I am trying to compile my C program in Ubuntu 9.10 (gcc 4.4.1).

I am getting this error:

Rect.cpp:344: error: ‘memset’ was not declared in this scope

But the problem is I have already included in my cpp file:

#include <stdio.h>
#include <stdlib.h>

And the same program compiles fine under Ubuntu 8.04 (gcc 4.2.4).
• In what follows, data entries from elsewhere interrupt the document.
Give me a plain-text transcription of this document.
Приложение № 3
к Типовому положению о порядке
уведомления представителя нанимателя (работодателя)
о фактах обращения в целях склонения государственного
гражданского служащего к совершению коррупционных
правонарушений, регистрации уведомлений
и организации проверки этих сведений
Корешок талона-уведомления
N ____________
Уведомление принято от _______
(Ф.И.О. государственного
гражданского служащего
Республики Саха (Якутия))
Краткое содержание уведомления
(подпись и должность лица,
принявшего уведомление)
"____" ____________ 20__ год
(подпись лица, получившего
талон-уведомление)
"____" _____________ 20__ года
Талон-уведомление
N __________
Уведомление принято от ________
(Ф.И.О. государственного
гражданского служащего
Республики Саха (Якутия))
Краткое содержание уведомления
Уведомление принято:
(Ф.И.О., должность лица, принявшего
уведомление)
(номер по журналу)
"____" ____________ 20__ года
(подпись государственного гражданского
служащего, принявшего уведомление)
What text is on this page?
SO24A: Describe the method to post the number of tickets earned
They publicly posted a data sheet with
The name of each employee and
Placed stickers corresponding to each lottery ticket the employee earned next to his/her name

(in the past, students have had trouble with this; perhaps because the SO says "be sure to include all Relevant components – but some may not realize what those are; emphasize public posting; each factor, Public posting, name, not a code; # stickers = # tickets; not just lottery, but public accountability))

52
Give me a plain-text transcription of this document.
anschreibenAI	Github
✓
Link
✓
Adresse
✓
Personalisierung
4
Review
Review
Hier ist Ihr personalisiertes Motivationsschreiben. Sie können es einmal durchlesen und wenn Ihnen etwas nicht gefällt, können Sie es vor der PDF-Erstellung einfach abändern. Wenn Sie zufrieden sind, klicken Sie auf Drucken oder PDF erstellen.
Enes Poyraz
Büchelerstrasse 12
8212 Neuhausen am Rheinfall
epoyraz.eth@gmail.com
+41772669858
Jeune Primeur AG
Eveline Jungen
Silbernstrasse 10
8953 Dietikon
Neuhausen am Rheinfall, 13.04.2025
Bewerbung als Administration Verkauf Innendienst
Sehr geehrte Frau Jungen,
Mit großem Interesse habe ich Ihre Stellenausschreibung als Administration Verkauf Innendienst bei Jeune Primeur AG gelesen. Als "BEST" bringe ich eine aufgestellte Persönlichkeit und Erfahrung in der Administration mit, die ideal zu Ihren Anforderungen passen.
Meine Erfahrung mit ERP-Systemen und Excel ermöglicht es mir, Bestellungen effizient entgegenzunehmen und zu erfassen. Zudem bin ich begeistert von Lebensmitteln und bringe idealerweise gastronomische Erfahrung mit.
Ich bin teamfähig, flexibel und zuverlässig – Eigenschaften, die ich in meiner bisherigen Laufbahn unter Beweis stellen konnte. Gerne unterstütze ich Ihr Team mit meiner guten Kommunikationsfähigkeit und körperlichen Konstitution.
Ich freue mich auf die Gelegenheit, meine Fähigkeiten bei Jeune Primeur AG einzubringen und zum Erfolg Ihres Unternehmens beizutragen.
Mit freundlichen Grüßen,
Please tell me what am I missing.

2
Something I still don't understand is why it compiles fine on older versions of gcc & ubuntu and not on newer versions. Can anyone explain why?Dennis
@Dennis: probably because the necessary header <string.h> is being #included indirectly via some other #included header in your older gcc/Ubuntu configuration.Paul R
@Dennis Adding -fpermissive to the gcc options might also help in those weird cases, although it is just a workaroundemu

2 Answers

183
votes

You should include <string.h> (or its C++ equivalent, <cstring>).

140
votes

Whevever you get a problem like this just go to the man page for the function in question and it will tell you what header you are missing, e.g.

$ man memset

MEMSET(3)                BSD Library Functions Manual                MEMSET(3)

NAME
     memset -- fill a byte string with a byte value

LIBRARY
     Standard C Library (libc, -lc)

SYNOPSIS
     #include <string.h>

     void *
     memset(void *b, int c, size_t len);

Note that for C++ it's generally preferable to use the proper equivalent C++ headers, <cstring>/<cstdio>/<cstdlib>/etc, rather than C's <string.h>/<stdio.h>/<stdlib.h>/etc.